5 So also Christ did not exalt himself to be made a high priest, but was appointed by him who said to him,
“You are my Son,
today I have begotten you”;
6 as he says also in another place,
“You are a priest for ever,
after the order of Melchizedek.”
7 In the days of his flesh, Jesus offered up prayers and supplications, with loud cries and tears, to him who was able to save him from death, and he was heard because of his reverence. 8 Although he was a son, he learned obedience through what he suffered. 9 And being made perfect, he became the source of eternal salvation to all who obey him, 10 being designated by God a high priest after the order of Melchizedek.
We are not promised a nice, quiet life without trouble. We are promised, instead, pain, tears, and suffering. The elite only see this world, and can only use the tools of this world.

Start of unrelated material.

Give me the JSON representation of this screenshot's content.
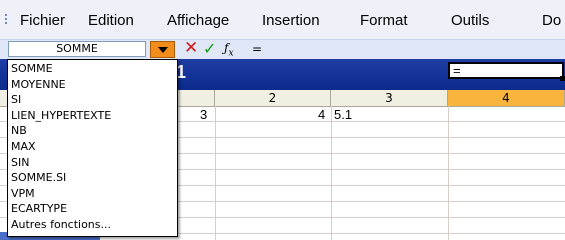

So, firstly, we need to pray. Hard. At present, that means daily devotions and readings as well as this place and writing prayers down daily: I find prayer hard when I’m comfortable, but at present I am anything but comfortable.
We need wisdom. Quietism, or courage alone, will not be enough. This is a war going on. It is spiritual, rhetorical. The quiet dialectic needed for knowledge to progress is silenced by the noise. We will need, above all, to stand together.
Courage is the foundation stone of virtue; but courage alone wins nothing but an early grave. Bari Weis says many sensible things in the article I quote above, but there is no sense in her claim that courage is a force. Courage is a resolve to use whatever force one may have without flinching, and force that is used without flinching is as great as that force can be; but courage by itself not a force. This is why courage by itself never wins anything but an early grave.
Weis is, of course, correct to say that men without courage cannot stop the cultural revolution of Woke.
If a person in charge says no to Woke, someone else will very soon be in charge. Is Bari Weis unaware that millions of people who thought they were in charge have “stood athwart history yelling stop,” whereupon these millions were, very suddenly, no longer in charge? It counts for nothing to “say no,” or even to “yell stop,” when your enemies have all the power and very different plans.
We could get rid of COVID by following Norway — get rid of social distancing over summer. But that requires courage, and cowardice at present is rewarded by the woke. They want us terrorized by their twitter feed.
We need to be thinking tactics, operational security, and how to be antifragile.
Because our elite are made of broken china, and their fearful bluster will be followed by them breaking. Do not be them. Do not be like them.